O resultado global foi penalizado pela quebra de 12% registada no porto de Sines, que sofreu com a interrupção da laboração da refinaria da Petrogal. Entre Janeiro e Março o porto alentejano movimentou 5,7 milhões de toneladas, menos perto de 800 mil toneladas que no primeiro trimestre de 2010.

A puxar pelos números dos portos nacionais estiveram Leixões, Setúbal e Lisboa. O porto nortenho foi o que mais cresceu, em termos relativos e absolutos: 11% e um pouco mais de 400 mil toneladas, tendo atingido os 3,96 milhões de toneladas.

Setúbal avançou 10% até aos 1,7 milhões de toneladas movimentadas e Lisboa subiu 5% para os 2,9 milhões de toneladas.

Aveiro, o mais pequeno dos portos grandes, igualmente perdeu cerca de 10% das cargas, quedando-se nas 816 mil toneladas no final de Março. Na Figueira da Foz movimentaram-se perto de 354 mil toneladas (menos 2%) e Viana do Castelo não foi além das 83 mil toneladas (menos 42%).

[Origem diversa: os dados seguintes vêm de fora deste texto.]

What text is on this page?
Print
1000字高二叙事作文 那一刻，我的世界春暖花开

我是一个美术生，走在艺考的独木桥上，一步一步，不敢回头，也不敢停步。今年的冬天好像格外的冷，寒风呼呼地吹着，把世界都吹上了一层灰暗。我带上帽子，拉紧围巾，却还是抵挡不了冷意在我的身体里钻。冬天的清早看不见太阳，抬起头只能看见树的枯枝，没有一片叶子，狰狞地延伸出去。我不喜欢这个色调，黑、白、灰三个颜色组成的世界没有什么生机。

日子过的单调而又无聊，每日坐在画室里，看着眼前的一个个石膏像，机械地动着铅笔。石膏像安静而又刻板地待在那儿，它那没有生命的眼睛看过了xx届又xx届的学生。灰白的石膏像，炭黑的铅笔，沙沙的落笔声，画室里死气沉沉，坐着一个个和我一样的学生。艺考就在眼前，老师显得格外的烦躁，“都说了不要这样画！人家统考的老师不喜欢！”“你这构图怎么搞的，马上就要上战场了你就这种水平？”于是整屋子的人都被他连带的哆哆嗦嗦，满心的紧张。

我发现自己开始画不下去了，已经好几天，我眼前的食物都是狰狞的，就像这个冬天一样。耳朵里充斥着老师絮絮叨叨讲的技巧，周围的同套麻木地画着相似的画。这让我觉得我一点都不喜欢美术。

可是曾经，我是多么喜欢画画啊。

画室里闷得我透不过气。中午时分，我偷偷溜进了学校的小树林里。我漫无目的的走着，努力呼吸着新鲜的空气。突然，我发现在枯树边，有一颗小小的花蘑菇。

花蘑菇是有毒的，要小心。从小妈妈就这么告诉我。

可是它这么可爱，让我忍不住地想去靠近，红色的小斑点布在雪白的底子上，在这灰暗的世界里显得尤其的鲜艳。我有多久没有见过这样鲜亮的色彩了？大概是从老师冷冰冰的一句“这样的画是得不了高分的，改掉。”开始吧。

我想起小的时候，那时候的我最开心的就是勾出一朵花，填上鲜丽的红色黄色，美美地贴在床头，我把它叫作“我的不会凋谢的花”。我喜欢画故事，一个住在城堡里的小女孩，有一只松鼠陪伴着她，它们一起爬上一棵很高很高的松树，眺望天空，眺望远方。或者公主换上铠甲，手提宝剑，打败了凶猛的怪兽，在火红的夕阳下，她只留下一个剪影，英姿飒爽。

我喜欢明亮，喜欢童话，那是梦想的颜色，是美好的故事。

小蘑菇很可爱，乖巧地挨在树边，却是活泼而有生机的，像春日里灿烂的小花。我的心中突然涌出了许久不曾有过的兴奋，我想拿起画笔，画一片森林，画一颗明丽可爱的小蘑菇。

Apesar da quebra sofrida, Sines manteve-se como o maior porto, com um peso específico de perto de 37% (e por isso também uma variação nos seus resultados tem efeito no todo nacional). Leixões reforçou a sua posição para os 26% e distanciou-se mais de Lisboa, que vale 19%. Setúbal representa 11% do movimento de mercadorias nos portos do Continente, enquanto Aveiro vale 5%, a Figueira da Foz 2% e Viana do Castelo 0,5%.

Sem surpresa, os granéis líquidos (onde se incluem os produtos petrolíferos) representam quase 40% das cargas movimentadas, enquanto 34% é carga geral (dessa, 76% é contentorizada) e 26% são granéis sólidos.